VIETNAM-POLITICS/CONGRESS Vietnam Communist Party Chief Nguyen Phu Trong | Reuters

Vietnam's ruling Communist Party and its leader Nguyen Phu Trong hailed the nation's booming economic development and effective containment of the coronavirus pandemic as the party's main achievement on Tuesday. Phu Trong presided over the opening of a key party congress in Hanoi, Reuters reported. Phu Trong, the party's 76-year-old leader and the architect of the country's anti-corruption campaign has been nominated to serve a rare third term, the state media reported. 

Monday marked the start of a series of nine-day, behind-the-door meetings involving over 1,600 party delegates at a congress that takes place every five years. 

Phu Trong's protege Tran Quoc Vuong failed to garner enough support to replace the party chief. 

Phu Trong is favoured to lead the party despite old age and health troubles. The Party Charter reads that members of the Central committee up for re-election must not be above 60 and Politburo members must be under the age of 65. Ascent to the highest level of leadership in Vietnamese politics is a highly secretive process governed by party regulations and revolves around building consensus and vying for control of the powerful, decision-making Politburo. Exceptions are granted in case a consensus on the top candidates cannot be reached. 

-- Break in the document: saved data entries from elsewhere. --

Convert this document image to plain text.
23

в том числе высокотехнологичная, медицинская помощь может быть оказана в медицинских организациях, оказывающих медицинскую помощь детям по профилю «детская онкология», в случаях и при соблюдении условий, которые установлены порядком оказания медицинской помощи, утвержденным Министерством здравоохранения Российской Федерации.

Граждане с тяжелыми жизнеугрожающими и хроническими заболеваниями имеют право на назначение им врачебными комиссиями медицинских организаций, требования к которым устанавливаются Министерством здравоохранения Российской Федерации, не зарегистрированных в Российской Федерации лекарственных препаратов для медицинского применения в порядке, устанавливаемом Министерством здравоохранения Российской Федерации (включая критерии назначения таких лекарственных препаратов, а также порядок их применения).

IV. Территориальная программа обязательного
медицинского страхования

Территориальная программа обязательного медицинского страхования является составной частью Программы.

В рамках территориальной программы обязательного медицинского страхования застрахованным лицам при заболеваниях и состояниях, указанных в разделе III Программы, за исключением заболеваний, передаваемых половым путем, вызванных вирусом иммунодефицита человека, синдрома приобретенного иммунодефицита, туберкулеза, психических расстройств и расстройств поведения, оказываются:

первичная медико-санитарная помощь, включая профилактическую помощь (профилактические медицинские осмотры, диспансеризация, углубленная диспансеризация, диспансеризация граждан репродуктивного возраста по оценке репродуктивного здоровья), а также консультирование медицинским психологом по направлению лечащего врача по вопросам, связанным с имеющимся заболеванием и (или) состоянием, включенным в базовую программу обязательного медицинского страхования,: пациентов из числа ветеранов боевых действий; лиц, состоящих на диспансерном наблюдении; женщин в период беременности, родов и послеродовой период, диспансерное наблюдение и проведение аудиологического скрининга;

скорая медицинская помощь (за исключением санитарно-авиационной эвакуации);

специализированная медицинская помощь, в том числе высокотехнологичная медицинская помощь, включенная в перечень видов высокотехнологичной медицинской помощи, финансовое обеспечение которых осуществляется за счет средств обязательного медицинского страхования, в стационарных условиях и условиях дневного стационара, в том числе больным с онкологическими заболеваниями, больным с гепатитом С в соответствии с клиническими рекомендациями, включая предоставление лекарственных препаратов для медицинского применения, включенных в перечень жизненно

Trong will be the longest-serving General Secretary since Le Duan, the leader who took control after the death of Vietnam's founding revolutionary Ho Chi Minh in 1969 and stayed in power till 1984. 

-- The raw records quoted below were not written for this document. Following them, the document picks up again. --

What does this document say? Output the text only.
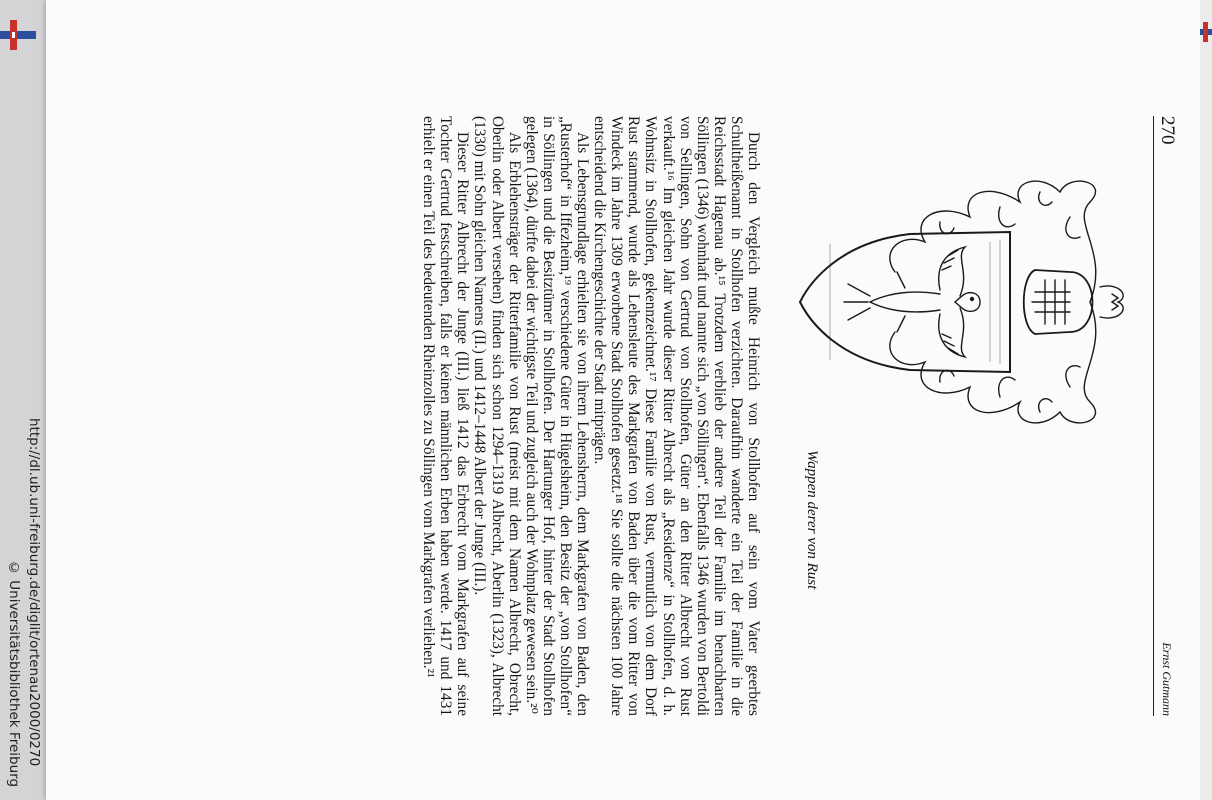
270
Ernst Gutmann
Wappen derer von Rust

Durch den Vergleich mußte Heinrich von Stollhofen auf sein vom Vater geerbtes Schultheißenamt in Stollhofen verzichten. Daraufhin wanderte ein Teil der Familie in die Reichsstadt Hagenau ab.¹⁵ Trotzdem verblieb der andere Teil der Familie im benachbarten Söllingen (1346) wohnhaft und nannte sich „von Söllingen“. Ebenfalls 1346 wurden von Bertoldi von Sellingen, Sohn von Gertrud von Stollhofen, Güter an den Ritter Albrecht von Rust verkauft.¹⁶ Im gleichen Jahr wurde dieser Ritter Albrecht als „Residenze“ in Stollhofen, d. h. Wohnsitz in Stollhofen, gekennzeichnet.¹⁷ Diese Familie von Rust, vermutlich von dem Dorf Rust stammend, wurde als Lehensleute des Markgrafen von Baden über die vom Ritter von Windeck im Jahre 1309 erworbene Stadt Stollhofen gesetzt.¹⁸ Sie sollte die nächsten 100 Jahre entscheidend die Kirchengeschichte der Stadt mitprägen.

Als Lebensgrundlage erhielten sie von ihrem Lehensherrn, dem Markgrafen von Baden, den „Rusterhof“ in Iffezheim,¹⁹ verschiedene Güter in Hügelsheim, den Besitz der „von Stollhofen“ in Söllingen und die Besitztümer in Stollhofen. Der Hartunger Hof, hinter der Stadt Stollhofen gelegen (1364), dürfte dabei der wichtigste Teil und zugleich auch der Wohnplatz gewesen sein.²⁰

Als Erblehensträger der Ritterfamilie von Rust (meist mit dem Namen Albrecht, Obrecht, Oberlin oder Albert versehen) finden sich schon 1294–1319 Albrecht, Aberlin (1323), Albrecht (1330) mit Sohn gleichen Namens (II.) und 1412–1448 Albert der Junge (III.).

Dieser Ritter Albrecht der Junge (III.) ließ 1412 das Erbrecht vom Markgrafen auf seine Tochter Gertrud festschreiben, falls er keinen männlichen Erben haben werde. 1417 und 1431 erhielt er einen Teil des bedeutenden Rheinzolles zu Söllingen vom Markgrafen verliehen.²¹

http://dl.ub.uni-freiburg.de/diglit/ortenau2000/0270
© Universitätsbibliothek Freiburg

A third nomination makes Trong very powerful and means a hindrance to the party's collective leadership norm that the party has always been following. Trong, who has spearheaded a crackdown against corruption is being called a 'blazing furnace'. 

Thanks to the strict quarantine measures imposed by the country, testing and tracing, Vietnam has so far reported just 1,500 cases of the coronavirus and 35 deaths in total. It was however reported that around 10,000 people tested positive for the virus ahead of the Politburo meeting. 

Amnesty International said the Vietnamese authorities' intolerance to peaceful dissent has peaked. On January 18, the Communist Party's leadership stepped up its crackdown on dissent, making rights groups and activists wonder if Vietnam has breached the spirit of the trade deal with western nations, that called for bolstering environmental protection and human rights.